For the second consecutive season, the Cavaliers must replace both their punter and place-kicker. Welsh no doubt hopes things work out at those positions as well in 1998 as they did in 1997. In their fifth years in the Virginia program, punter Frank Rotella and place-kicker John Allen Roberts provided UVa with solid seasons in their only year as starters. Rotella punted 60 times for a 40.0 yard average, while Roberts was successful on eight of 14 field goal attempts, including five of nine from 40 yards and beyond.

The leading candidates to replace Rotella are junior Donald Scott and red-shirt freshman Mike Abrams. Neither player has punted in a game for the Cavaliers.

Three players are expected to compete for the place-kicking responsibilities. The candidates for the place-kicking responsibilities include sophomore Todd Braverman, and red-shirt freshmen Greg Owens and David Greene.

“The kicking game is up in the air,” Welsh said. “I have no idea. It’s like starting over again, just like last year. We really don’t have anyone in the program like Frank Rotella. He’d been in the program for four years and we knew he was pretty good. I’m not sure about the two punters we have in the program. Abrams has only been with us since last August and Scott joined us in the spring of 1997.

“With the place-kickers, it’s a similar pool to what we had a year ago. Hopefully someone will emerge.

“I wouldn’t have any idea about our punter or our kicker, and how they might do. There’s no way to tell right now. We’ve got good snappers and good holders, and hopefully that will help them.”

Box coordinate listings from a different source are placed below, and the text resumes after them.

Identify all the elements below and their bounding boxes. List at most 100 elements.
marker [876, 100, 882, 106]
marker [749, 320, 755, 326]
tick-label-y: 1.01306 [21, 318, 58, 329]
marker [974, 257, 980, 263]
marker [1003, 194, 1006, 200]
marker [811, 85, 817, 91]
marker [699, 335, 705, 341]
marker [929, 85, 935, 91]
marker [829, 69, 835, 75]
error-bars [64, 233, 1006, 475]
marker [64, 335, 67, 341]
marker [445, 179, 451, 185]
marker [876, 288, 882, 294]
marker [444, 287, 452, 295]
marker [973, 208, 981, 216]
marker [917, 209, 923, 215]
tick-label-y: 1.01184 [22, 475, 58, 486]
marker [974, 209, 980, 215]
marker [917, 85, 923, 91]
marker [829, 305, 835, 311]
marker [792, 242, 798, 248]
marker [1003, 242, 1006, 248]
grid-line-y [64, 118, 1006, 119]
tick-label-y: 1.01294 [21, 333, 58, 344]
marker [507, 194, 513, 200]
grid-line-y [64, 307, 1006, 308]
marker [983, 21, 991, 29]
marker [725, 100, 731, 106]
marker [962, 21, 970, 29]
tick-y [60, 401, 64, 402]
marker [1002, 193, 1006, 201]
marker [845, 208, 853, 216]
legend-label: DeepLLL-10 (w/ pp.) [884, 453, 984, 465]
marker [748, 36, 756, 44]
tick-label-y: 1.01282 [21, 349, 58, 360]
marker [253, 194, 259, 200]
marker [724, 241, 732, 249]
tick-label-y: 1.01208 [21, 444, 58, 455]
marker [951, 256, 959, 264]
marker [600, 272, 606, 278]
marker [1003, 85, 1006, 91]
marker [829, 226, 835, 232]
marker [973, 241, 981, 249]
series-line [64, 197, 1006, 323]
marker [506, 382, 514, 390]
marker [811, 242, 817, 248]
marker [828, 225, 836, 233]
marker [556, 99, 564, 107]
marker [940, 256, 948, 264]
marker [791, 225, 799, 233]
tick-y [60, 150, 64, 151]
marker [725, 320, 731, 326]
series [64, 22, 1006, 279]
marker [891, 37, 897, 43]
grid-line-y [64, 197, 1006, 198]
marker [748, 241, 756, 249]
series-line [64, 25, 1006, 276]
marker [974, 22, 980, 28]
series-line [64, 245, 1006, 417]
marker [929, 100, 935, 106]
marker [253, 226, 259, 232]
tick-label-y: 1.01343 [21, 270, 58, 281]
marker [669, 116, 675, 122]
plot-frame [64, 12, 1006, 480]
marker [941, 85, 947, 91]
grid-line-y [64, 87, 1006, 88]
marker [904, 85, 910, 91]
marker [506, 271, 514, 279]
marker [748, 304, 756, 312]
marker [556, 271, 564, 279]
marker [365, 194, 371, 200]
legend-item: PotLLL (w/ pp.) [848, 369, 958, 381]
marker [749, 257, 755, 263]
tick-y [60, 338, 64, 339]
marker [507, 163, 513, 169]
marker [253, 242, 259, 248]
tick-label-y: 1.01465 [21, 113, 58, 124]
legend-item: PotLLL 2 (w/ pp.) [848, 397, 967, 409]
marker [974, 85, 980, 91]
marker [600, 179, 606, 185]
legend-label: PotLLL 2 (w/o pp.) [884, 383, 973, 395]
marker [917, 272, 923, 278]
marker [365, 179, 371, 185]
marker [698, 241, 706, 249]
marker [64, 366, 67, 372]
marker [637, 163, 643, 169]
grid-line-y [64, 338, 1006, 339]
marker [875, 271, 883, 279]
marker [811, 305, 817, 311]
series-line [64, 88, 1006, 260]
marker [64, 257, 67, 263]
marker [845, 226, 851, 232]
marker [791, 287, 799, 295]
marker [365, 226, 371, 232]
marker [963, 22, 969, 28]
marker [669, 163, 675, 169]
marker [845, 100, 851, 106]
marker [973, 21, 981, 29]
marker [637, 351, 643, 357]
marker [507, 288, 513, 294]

Dillon Taylor and John St. Clair are solid long snappers, and Will Thompson is back as the holder for field goal and extra point attempts.

Terrence Wilkins returns as Virginia’s leading punt and kickoff return man from 1997. Antwan Harris and Thomas Jones could also see action on punt and kickoff returns in 1998. Harris returned seven kickoffs for 146 yards (average of 20.9 yards a return) last season, while Jones returned three punts for 41 yards (average of 13.7 yards a return) and one kickoff for 20 yards last fall. Dwayne Stukes could see action on kickoff returns. He returned two kickoffs for 38 yards last season.

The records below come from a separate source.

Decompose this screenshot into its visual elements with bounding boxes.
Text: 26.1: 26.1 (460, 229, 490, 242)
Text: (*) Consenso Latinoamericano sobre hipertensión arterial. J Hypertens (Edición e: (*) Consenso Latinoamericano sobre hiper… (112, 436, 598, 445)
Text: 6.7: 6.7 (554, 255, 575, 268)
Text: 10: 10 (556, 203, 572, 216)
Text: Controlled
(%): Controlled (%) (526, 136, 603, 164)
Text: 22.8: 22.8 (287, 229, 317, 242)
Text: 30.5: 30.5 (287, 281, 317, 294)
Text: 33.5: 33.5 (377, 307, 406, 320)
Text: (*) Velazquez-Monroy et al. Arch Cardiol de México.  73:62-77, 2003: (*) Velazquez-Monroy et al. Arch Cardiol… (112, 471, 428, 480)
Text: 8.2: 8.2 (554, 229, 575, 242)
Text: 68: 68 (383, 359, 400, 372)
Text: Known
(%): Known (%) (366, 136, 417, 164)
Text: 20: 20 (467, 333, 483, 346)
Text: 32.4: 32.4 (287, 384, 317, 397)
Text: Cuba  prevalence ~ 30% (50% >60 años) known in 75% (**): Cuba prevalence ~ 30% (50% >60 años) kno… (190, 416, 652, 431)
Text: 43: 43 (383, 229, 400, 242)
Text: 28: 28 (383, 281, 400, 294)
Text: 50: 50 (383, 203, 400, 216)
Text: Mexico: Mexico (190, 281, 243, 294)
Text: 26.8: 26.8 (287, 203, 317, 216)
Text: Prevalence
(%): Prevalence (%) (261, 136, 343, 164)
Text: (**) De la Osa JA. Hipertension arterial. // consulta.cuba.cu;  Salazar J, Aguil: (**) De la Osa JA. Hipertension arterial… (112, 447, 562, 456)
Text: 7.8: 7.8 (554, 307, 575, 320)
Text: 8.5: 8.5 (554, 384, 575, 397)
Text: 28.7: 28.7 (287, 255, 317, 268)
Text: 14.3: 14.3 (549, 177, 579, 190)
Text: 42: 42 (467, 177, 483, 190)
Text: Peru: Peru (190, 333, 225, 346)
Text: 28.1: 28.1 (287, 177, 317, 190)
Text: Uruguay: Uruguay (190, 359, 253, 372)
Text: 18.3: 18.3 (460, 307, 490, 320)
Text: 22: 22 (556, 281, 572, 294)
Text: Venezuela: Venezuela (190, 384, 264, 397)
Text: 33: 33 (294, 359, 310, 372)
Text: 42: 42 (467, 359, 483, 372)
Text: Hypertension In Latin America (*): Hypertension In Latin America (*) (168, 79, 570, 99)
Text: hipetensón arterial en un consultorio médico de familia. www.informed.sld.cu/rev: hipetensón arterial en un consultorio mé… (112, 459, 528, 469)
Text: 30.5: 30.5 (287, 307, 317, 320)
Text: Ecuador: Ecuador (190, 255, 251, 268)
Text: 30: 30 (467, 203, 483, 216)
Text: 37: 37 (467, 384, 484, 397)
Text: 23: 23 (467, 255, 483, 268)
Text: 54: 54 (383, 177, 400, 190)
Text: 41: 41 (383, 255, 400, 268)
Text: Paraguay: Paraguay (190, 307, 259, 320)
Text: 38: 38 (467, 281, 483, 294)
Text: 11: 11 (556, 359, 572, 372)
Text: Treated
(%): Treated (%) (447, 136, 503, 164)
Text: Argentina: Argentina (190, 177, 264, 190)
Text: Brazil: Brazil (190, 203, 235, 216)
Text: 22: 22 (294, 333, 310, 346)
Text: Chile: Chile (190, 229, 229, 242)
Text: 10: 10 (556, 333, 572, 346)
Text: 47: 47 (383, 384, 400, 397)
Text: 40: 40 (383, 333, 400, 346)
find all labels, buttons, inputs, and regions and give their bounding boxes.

“I think we have the experience and we have the talent to win more than seven games,” Welsh said. “You’ve got to have some luck and some breaks, and you’ve got to stay healthy. There aren’t many teams that can survive injuries to key people any more. There are a few out there, but not many. It’s a tough league. The Atlantic Coast Conference is tough.

“I think we project to be a better team early in the season than we were last year. You’ve got to have a good kicking game and that’s a big question mark. You can’t win without a decent kicking game. You can’t lose too many yards in the kicking game if you’re going to win these days.”

Welsh is the winningest football coach in the history of the ACC. His 16 Virginia teams have compiled an overall record of 112-72-3 (.607) and are 69-43-3 (.613) in the conference. Welsh has won more conference games and more games overall than any other head football coach in the history of the ACC. His Virginia teams have competed in nine bowl games, including eight in the last 11 years.

Welsh was the head coach at Navy for nine years before becoming head coach at UVa. His nine Navy teams compiled an overall record of 55-46-1 (.544). Welsh’s overall record in 25 years as a collegiate head coach is 167-118-4 (.585).